Les versets précédant notre texte rappellent que toute
responsabilité implique un lot d’épreuves, que
l'on soit soldat, athlète ou cultivateur (2 Timothée 2,
3-6). L’exhortation se poursuit à présent en deux
temps :
1)
*« Souviens-toi de Jésus Christ »...
L’auteur cite là un credo ancien (comparer Romains 1,
3-4) résumant l’Évangile. Cet Évangile
intègre désormais l’expérience
missionnaire de Paul. Celui-ci a supporté les chaînes et
le martyre pour que la parole de Dieu, que l’on ne peut
enchaîner, parvienne jusqu’à nous, pour notre
salut. Les ministres de l’Église témoigneront de
l’Évangile en acceptant, eux aussi, les épreuves
liées à leur fonction, par exemple les oppositions de
ceux qui veulent édulcorer les exigences de l’Évangile.
2)
Le responsable chrétien, prédicateur de l’Évangile,
doit s’encourager en se rappelant l’hymne que, peut-être,
il a lui-même chanté lors de son baptême et qui
s'inspire de la théologie de Paul : « Si nous
sommes morts avec lui, avec lui nous vivrons. » Comparons
ce que Paul déclarait, à propos du baptême :
« Si nous sommes passés par la mort avec le Christ,
nous croyons que nous vivrons aussi avec lui » (Romains 6,
8). Voir aussi Romains 3, 3, sur la fidélité divine, et
Apocalypse 20, 4-6, sur le règne final des sauvés avec
le Christ.
* Souviens-toi de Jésus Christ.
Quel chrétien n'a pas chanté cet hymne ? L’auteur
de 2 Timothée l’a tirée du fichier des
chants de son Église. Lucien Deiss, dans son œuvre
musicale et avec ce cantique traduit même en chinois, n’a
jamais voulu faire que ceci : permettre aux Églises
d'aujourd'hui de mémoriser ces paroles fortes de notre foi,
bien plus importantes que les credo ultérieurs élaborés
par les conciles. Peut-être doit-on ajouter que l’auteur
de 2 Timothée songe moins ici à la vie chrétienne
en général qu’au statut de ceux qui se consacrent
à l'apostolat.
Luc 17, 11-19 (
Guéri de sa lèpre, un
Samaritain rend gloire à Dieu)
La mention de « Jésus,
marchant vers Jérusalem », ouvre la troisième
étape du voyage pascal qui s’achèera avec
l’entrée de Jésus dans le Temple de Jérusalem.

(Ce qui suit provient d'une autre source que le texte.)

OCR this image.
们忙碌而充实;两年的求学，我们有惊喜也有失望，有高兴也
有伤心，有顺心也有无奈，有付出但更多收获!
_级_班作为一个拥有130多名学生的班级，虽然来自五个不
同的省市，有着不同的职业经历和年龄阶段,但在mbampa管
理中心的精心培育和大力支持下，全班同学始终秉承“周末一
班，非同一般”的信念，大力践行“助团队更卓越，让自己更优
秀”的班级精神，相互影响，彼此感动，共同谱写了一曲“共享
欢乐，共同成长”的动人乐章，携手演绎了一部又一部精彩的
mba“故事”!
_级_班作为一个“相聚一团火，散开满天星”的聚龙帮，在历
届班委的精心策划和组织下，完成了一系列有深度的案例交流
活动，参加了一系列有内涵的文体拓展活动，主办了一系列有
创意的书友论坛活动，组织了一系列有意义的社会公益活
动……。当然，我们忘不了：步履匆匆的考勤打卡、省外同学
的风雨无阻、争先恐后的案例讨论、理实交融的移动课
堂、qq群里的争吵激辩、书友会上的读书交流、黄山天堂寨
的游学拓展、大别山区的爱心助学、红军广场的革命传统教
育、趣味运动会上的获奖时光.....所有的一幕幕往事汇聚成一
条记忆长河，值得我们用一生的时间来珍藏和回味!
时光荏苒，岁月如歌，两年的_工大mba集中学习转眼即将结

En cette nouvelle section, l'intérêt se porte volontiers
sur le Royaume de Dieu et sur ceux qu’a priori,
on pourrait estimer exclus de ce Royaume. C'est le cas dans cette
scène qui fait passer Jésus aux confins de la Samarie
et de la Galilée, en sorte de rendre plausible la présence
d’un Samaritain dans la troupe des dix lépreux.
Ceux-ci « s'arrêtent
à distance », comme leur état d'impureté
le requiert (Lévitique 13, 46). Ils se signalent ici par leur
confiance – première étape dans la foi – en
celui qu’ils appellent « maître »,
en vrais disciples. Ils s’adressent à lui comme des
chrétiens familiers de la liturgie : « Prends
pitié de nous », clament-ils. Jésus leur
enjoint d'aller se montrer aux prêtres, comme le prévoit
la Loi de Moïse en cas de guérison du lépreux (cf.
Lévitique 14, 1-32). Le lecteur ne s’étonne guère
du scénario, puisqu'il connaît déjà un
miracle analogue en Luc 5, 12-14. Le trait nouveau consiste ici en ce
que les malades obéissent en confiance à l'ordre que
leur donne Jésus, sans les réticences que manifestait
Naaman à l’égard d’Élisée
(cf. 2 Rois 5, 9-12). Notons, dans l’activité de Jésus,
Luc aime relever la réédition des grands miracles
d’Élie et d’Élisée.
« En cours de
route, ils furent purifiés. » Le récit
bascule à cet endroit. Un des miraculés rebrousse
chemin, « glorifiant Dieu à pleine voix ».
Plutôt que d'obéir à la Loi (aller se montrer aux
prêtres), il laisse parler sa foi, sa gratitude. Lui seul a
compris que, par Jésus, Dieu a agi envers lui avec bonté.
Il « se jette contre terre » devant le
bienfaiteur. On attendait plutôt ce geste dans la première
scène, empreinte de supplication (comparer Luc 5, 12). Il
devient ici un signe de reconnaissance sans limites. Nous apprenons
soudain que le personnage est samaritain, un « étranger »
que les Juifs estimaient, par principe, exclus du salut. Le récit
propose deux leçons :
1)
Saint Luc distingue deux plans, *la guérison et le salut.
Il l’a déjà montré dans l’épisode
de la femme « atteinte d'un flux de sang » (Luc
8, 43-48). Dieu donne à Jésus une « force »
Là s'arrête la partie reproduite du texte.